In this case it is stipulated that the petitioner was tried and acquitted. The affidavit of the arresting officer which is attached to and made a part of the stipulation recites in some detail the circumstances of the arrest and leaves no room for doubt that the arrest was made without a warrant. Thus it appears that under the rule of Colling v. Hjelle, above stated, there was no lawful arrest and that the order revoking the petitioner's license is void. The judgment is therefore affirmed.

TEIGEN, BURKE and ERICKSTAD, JJ., concur.

STRUTZ, J., did not participate.

ERICKSTAD, Judge (concurring).

Without altering views expressed in the dissent in Colling v.
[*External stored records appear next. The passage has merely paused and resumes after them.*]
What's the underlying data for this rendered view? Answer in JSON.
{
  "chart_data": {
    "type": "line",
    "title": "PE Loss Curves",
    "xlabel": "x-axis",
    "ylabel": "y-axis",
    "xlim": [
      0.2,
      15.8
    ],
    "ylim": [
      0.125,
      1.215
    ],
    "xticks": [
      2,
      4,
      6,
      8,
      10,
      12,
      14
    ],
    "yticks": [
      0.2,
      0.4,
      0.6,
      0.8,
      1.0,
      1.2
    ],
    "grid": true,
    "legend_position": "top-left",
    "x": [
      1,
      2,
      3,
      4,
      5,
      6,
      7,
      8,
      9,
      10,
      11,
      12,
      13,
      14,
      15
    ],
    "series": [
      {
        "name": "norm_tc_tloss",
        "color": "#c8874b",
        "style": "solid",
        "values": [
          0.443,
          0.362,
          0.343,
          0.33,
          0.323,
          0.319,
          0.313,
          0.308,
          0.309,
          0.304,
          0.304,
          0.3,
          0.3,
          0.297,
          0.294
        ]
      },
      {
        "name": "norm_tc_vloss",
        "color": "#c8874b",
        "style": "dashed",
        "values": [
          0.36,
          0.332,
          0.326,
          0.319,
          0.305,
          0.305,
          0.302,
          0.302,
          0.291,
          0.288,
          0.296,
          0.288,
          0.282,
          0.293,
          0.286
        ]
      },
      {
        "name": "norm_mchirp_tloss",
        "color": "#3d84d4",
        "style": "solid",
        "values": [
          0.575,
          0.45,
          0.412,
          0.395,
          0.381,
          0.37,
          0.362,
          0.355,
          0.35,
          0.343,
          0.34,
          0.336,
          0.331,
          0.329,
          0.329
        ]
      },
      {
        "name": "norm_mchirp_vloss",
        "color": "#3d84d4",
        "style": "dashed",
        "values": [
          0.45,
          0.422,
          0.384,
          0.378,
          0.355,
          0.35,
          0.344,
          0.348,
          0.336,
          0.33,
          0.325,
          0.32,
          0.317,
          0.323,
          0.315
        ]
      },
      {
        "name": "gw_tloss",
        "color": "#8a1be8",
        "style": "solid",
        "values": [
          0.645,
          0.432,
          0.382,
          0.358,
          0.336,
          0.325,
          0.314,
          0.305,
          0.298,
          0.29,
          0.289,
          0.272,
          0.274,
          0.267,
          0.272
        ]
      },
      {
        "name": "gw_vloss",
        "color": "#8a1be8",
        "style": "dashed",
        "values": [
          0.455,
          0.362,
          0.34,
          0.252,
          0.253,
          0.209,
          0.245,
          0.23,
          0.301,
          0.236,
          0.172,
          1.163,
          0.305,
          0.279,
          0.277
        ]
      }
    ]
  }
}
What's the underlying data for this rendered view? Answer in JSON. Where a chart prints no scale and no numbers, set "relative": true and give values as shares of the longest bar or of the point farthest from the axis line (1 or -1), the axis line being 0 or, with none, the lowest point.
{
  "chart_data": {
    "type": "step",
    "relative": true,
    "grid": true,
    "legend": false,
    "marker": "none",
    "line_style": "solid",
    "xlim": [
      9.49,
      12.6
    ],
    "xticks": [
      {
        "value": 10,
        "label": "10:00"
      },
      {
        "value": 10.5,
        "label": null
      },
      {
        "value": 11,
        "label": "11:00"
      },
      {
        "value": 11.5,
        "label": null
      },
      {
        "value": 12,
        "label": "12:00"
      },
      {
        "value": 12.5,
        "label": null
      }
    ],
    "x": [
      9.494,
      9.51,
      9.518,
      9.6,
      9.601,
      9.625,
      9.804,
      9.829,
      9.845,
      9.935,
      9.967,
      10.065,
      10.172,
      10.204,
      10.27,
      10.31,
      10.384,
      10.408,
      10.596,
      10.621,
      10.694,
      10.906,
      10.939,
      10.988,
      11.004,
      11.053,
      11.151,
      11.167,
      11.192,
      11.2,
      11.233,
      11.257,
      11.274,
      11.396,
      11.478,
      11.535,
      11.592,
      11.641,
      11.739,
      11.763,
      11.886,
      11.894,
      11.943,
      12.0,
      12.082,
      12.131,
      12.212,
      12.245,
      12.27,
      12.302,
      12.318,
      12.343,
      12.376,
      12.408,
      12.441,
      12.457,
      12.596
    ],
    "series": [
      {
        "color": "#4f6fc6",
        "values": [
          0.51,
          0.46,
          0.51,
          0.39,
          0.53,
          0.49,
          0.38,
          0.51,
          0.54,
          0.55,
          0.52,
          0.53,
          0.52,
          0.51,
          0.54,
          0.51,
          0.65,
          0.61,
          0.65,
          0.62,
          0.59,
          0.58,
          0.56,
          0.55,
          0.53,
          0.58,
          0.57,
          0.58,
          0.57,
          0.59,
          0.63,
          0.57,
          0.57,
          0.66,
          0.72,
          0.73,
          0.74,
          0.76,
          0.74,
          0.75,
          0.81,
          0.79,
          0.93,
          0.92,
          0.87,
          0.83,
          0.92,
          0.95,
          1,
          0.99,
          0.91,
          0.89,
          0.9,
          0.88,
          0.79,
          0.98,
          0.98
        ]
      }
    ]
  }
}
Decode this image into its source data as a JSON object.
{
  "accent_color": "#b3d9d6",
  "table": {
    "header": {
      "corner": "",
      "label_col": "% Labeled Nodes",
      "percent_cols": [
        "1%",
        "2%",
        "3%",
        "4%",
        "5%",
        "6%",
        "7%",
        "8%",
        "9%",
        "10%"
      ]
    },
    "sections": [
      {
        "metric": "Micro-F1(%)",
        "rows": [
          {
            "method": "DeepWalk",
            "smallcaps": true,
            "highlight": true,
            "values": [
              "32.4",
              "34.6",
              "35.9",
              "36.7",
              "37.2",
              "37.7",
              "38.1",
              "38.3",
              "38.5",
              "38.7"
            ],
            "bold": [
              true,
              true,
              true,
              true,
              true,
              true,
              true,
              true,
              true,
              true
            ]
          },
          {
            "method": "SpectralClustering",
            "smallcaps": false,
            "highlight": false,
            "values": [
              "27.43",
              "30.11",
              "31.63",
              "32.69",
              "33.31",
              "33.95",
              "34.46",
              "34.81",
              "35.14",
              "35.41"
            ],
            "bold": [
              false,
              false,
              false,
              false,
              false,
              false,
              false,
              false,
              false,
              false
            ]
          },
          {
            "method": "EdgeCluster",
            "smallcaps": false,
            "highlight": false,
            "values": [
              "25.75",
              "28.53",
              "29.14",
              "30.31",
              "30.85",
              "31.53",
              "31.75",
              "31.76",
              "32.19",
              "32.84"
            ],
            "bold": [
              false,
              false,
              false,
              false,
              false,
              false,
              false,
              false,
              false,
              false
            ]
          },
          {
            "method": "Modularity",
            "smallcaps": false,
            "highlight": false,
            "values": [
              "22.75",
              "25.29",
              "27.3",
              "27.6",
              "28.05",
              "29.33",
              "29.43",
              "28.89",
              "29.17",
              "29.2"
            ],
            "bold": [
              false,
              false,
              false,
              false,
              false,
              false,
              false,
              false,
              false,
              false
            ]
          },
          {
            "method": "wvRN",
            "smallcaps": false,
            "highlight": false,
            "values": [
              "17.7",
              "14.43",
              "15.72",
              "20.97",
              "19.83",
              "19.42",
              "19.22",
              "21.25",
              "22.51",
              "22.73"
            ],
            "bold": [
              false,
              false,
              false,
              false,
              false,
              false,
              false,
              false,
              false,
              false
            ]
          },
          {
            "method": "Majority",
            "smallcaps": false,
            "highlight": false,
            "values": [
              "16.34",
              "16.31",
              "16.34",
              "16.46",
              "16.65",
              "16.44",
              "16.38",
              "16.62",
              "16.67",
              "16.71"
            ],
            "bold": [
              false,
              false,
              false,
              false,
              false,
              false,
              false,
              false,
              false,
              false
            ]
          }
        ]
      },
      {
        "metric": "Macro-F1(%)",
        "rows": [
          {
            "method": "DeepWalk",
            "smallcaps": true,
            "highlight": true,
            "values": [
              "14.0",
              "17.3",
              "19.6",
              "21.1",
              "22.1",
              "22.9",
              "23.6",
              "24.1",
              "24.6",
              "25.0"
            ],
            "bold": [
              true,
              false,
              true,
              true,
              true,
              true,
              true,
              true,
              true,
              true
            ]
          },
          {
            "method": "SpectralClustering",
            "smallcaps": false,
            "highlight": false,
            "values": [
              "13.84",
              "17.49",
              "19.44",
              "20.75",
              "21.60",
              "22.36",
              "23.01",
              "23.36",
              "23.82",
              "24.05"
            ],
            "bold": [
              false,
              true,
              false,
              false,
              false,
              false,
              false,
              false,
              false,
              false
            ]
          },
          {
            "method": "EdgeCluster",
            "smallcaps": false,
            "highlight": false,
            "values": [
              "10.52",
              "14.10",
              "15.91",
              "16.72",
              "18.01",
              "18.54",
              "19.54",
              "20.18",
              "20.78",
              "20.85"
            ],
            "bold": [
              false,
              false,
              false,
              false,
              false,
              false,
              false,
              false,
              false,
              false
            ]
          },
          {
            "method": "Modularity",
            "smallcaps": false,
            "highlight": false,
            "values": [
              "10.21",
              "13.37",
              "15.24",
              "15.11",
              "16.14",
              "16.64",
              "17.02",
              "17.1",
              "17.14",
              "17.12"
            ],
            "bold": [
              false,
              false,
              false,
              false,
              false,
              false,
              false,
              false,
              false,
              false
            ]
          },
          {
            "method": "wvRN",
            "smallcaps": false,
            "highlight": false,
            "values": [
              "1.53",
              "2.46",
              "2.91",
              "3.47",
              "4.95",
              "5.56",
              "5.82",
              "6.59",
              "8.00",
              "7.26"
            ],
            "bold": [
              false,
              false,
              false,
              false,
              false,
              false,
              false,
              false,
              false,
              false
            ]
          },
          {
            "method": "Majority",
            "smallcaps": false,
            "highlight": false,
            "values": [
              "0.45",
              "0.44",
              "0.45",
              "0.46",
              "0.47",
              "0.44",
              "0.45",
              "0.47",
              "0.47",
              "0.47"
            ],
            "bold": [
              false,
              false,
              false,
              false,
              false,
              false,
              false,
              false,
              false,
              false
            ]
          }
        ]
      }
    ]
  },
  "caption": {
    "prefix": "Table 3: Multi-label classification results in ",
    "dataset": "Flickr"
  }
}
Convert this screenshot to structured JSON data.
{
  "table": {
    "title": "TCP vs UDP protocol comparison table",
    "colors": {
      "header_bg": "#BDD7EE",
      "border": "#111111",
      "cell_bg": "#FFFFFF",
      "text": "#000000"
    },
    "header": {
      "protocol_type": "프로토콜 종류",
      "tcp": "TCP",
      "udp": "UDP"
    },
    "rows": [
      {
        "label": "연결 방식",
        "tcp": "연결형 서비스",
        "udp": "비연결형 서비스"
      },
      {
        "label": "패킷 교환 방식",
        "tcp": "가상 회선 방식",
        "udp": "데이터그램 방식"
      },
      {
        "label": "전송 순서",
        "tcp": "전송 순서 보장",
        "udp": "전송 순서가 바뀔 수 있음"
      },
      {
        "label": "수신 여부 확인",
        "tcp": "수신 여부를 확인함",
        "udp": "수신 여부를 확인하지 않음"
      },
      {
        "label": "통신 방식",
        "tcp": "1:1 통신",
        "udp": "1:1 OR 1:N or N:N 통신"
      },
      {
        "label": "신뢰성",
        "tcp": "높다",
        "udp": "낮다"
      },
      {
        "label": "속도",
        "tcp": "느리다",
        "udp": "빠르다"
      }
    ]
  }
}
Hjelle, N.D., 125 N.W.2d 453, I concur with the majority of the Court in this decision.

The only evidence concerning the circumstances surrounding the petitioner's arrest is contained in the affidavit of the arresting officer which was filed with the Director of Safety Responsibility for the State of North Dakota. The affidavit does not disclose that the arresting officer had reasonable grounds to believe that the offense of driving or being in actual physical control of a motor vehicle upon the public highways of this state while under the influence of intoxicating liquor had been committed by the petitioner.